Prime Minister John Howard recently said he would do anything it took to prevent Australia from acquiring an American “gun culture”.
One wonders whether he thinks a Japanese gun culture is acceptable. Guns have been strictly controlled there for many years, with handguns virtually banned. Yet Japan is experiencing a burgeoning black market in handguns with some estimates suggesting the country has up to 50,000 illegal guns.
A report in the newspaper Asahi Shimbun claims the police are befuddled:
Illegal guns flourish, say befuddled police
THE ASAHI SHIMBUN Two fatal street shootings by gangsters within a week–one in Nagasaki and the other in the Tokyo area–have shattered the illusion that Japan is a country largely free of gun-related crime.
One estimate says there are 50,000 illegal guns in Japan.
The problem, police say, is that it is getting harder to know where to find the weapons.
Almost all are believed to be in the possession of crime syndicates, which have smuggled them from abroad in violation of the gun-control law.

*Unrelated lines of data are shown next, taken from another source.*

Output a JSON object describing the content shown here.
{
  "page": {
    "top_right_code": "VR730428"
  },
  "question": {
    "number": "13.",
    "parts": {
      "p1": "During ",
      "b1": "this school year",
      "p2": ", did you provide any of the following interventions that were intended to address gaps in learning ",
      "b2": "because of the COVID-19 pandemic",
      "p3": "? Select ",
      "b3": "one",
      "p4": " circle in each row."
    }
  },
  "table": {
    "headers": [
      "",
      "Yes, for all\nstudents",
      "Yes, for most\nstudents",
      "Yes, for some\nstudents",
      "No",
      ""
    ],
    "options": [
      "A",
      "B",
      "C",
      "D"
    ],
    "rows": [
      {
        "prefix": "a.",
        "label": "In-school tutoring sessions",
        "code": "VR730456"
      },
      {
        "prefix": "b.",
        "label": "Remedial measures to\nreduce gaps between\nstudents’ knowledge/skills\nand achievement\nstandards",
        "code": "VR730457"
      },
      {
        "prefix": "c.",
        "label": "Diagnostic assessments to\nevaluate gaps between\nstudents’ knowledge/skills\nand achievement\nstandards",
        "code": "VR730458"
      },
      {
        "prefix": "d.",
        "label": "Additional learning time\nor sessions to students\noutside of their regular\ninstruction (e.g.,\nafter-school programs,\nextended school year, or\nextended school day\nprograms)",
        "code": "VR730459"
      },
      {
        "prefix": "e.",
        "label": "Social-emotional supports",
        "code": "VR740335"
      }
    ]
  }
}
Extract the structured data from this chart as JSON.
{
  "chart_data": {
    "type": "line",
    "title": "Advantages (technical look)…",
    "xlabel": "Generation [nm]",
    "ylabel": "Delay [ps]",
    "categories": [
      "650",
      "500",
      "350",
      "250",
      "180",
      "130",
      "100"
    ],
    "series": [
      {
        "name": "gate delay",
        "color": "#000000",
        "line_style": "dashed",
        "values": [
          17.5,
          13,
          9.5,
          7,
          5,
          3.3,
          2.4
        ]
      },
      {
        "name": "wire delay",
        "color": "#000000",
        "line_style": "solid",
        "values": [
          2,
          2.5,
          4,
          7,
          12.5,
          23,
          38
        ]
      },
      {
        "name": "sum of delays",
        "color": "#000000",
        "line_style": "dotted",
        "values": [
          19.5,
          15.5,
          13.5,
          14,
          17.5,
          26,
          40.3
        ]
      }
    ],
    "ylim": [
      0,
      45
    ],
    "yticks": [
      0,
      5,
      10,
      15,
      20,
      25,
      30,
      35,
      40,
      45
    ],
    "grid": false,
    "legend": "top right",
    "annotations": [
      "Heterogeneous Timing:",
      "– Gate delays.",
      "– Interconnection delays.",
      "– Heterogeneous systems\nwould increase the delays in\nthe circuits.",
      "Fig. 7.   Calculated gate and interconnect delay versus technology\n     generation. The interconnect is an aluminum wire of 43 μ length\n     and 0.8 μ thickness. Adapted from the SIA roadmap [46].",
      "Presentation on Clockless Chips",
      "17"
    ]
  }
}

Although police continue their attempts to crack down on illegal firearms, the number they confiscate has fallen markedly in recent years.
In 2006, police seized just 458 guns. In 1995, they recovered 1,880–nearly four times as many.
Officials at the National Police Agency say it is getting tougher for police to gather intelligence on illegal guns because many gangs are strictly prohibiting their members from talking with investigators.
The ban was spurred after the 1992 introduction of the anti-gangster law. The law allows police to crack down on organized crime syndicates when the percentage of their members with criminal records surpasses a specified amount.
Another factor, they say, is a revision of the firearm control law in 1993 that made gun possession a serious crime. That prompted crime syndicates to begin using people without apparent links to their activities to hide their guns.
In January, police searched an apartment in Osaka’s Yodogawa Ward to investigate a resident who had been using electricity without paying for it. They were stunned at what they found.
Stashed inside the apartment were a .38-caliber revolver sitting on a shoebox near the front door, as well as a .32-caliber automatic pistol and 21 bullets.
In another example illustrating the proliferation of firearms, police unexpectedly found four guns and 44 bullets in a desk drawer during their search of a real estate business in Tokyo’s Setagaya Ward in November. Police had been investigating insurance fraud by gangsters who had supposedly been involved in a traffic accident, but had no reason to suspect they would find guns.
“Guns are being hidden in places that we would not previously have expected,” an investigator acknowledges.
An apartment in Tokyo has turned into an “armory” for an organized crime group, according to sources close to the organization. One gangster, who has visited the apartment, says, “It looks like a regular one-room apartment at first glance, but when I opened a door that was structurally altered, I found a concealed door behind which dozens of pistols and some machine guns were stored.”
While police are finding fewer illegal guns, members of gangs say that the demand for them is growing.
“We are seeing an increase in the demand for guns and are prepared to supply,” says a senior member of a gang in the Kansai region with a chuckle. “The fall in the seizures only points to police incompetence.”
A Smith & Wesson, a U.S. pistol used in the shooting of Nagasaki Mayor Iccho Itoh, is typically sold for around 700,000 yen with five to 10 bullets.
The figure typically jumps to 1 million to 1.2 million yen when a conflict erupts between organized crime groups.
Behind the growing demand for guns is the push by the Yamaguchi-gumi, the country’s largest crime syndicate, based in Kobe, into Tokyo in search of more money.
The move triggered a clash between the Yamaguchi-gumi and its main rival, the Sumiyoshi-kai, based in Tokyo. As a result, the leaders of the latter group have made it a requirement that all of their members carry a gun, gangsters say.
The Yamaguchi-gumi, with 39,700 members, accounts for almost half of the Japan’s gangster population.